AT : Qu’est-ce que tu retiens de ton passage à Estienne ? L’esprit DCN te porte-t-il encore aujourd’hui ?
FM : Ce que j’ai adoré, c’est que je viens d’une formation purement éditoriale et qu’Estienne m’a ouvert au numérique au sens large. Aujourd’hui, je peux combiner le print, l’illustration et le numérique dans ma pratique. L’esprit DCN est encore très présent dans mon travail. Face à une nouvelle technique, je me sens confiant et débrouillard, ce qui est précieux dans ce domaine.

AT : Des recommandations (artistes, œuvres…) ?
FM : Théo Rocquancourt, qui travaille sur l’IA de manière très intéressante.

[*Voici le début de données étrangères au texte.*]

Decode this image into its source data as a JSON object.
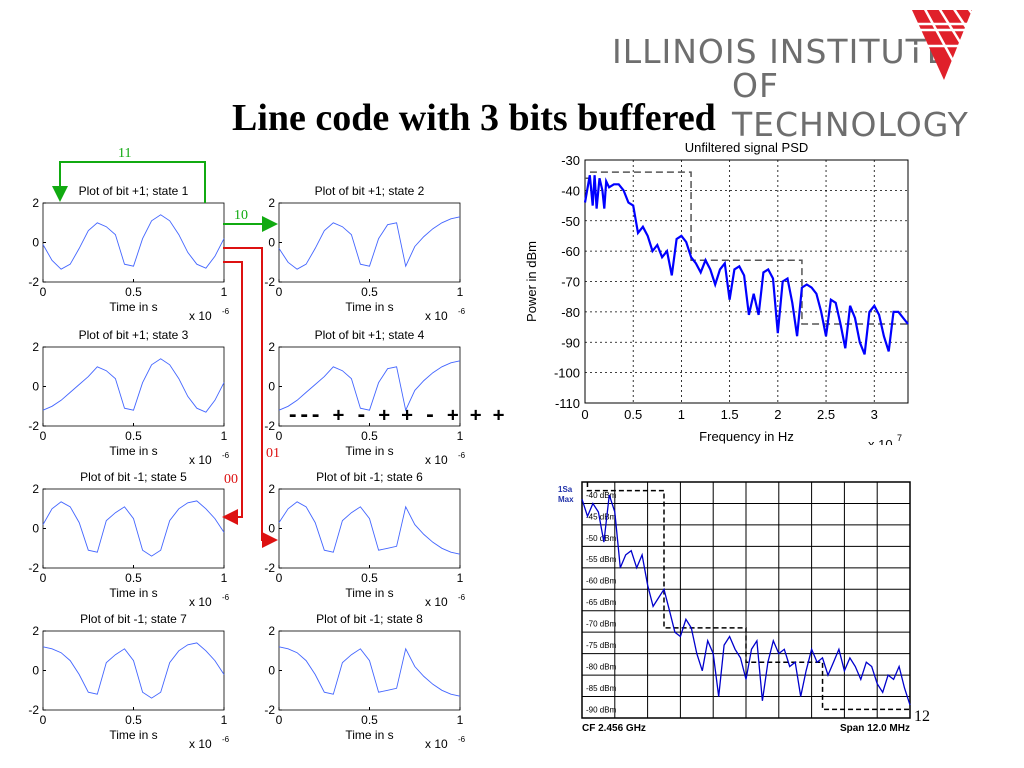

Il a récemment réalisé un clip pour Luther en utilisant l’IA, MidJourney, l’humain et la 3D. Son travail est hallucinant.
AT : Qu’évoque le terme « Digital » pour toi ?
FM : Pour moi, « digital » est un anglicisme souvent flou. Je préfère le terme « numérique ». C’est une démarche permettant de découvrir de nouvelles techniques, de nouveaux logiciels et de s’adapter aux innovations, même celles auxquelles on ne s’attend pas. En somme, une ouverture.